“We must ensure that the tax on the banks’ extra profits can be deductible and confirm that it is a one-off,” Tajani said at the Versiliana event in Marina di Pietrasanta on the Tuscan coast.
“And ‘territory (smaller local) banks’ must be excluded from the measure: these are three important points, so that the measure can be fair.”
For this reason, he concluded, “we will present amendments in Parliament and I believe that an agreement can be found, because we believe that a well-written rule can help families, businesses, consumers and small shareholders and not put the system in difficulty”.

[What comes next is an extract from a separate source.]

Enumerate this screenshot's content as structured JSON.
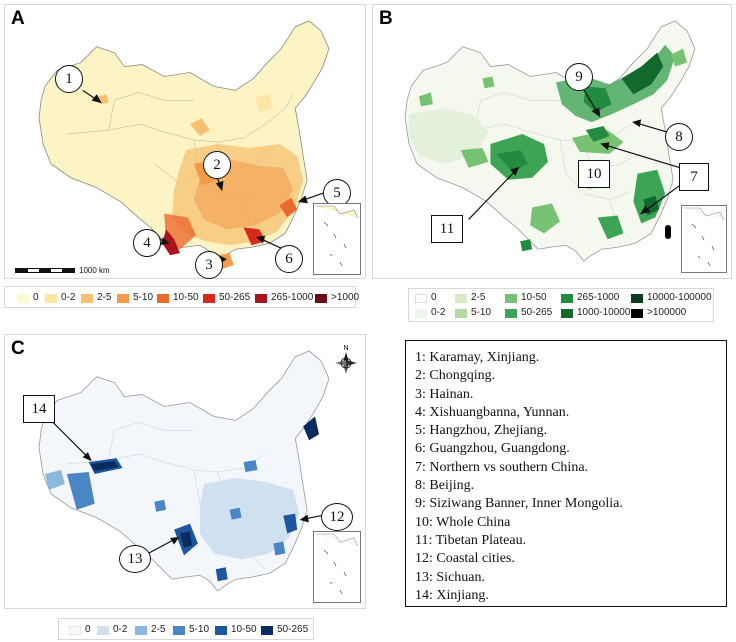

FI was one of the government partners that criticised the measure, which Prime Minister Giorgia Meloni has claimed as her own.
Tajanai also said the government should “stabilise” a 7 per cent cut to the labour tax wedge.
“[We should also] progressively detax 13th month bonuses, overtime, production bonuses, holiday and Sunday work,” he said at an event on the north Tuscan coast.
The government has highlighted the benefits of the move and has argued against introducing a minimum wage as advocated by the opposition.
In his speech, Tajani also claimed it was a “very serious mistake” on the part of the West to let former Libyan leader Muammar Gaddafi be killed after an uprising in the Arab Spring in 2011, because his death unleashed instability in the north African nation.
“... he may not have been the champion of democracy, but once he was finished, political instability arrived in Libya and Africa”, Tajani offered in response to a question by conservative journalist Alessandro Sallusti at the Versiliana midsummer forum.
Gaddafi, who presided over a rapprochement with Italy, was killed by rebels on October 20, 2011.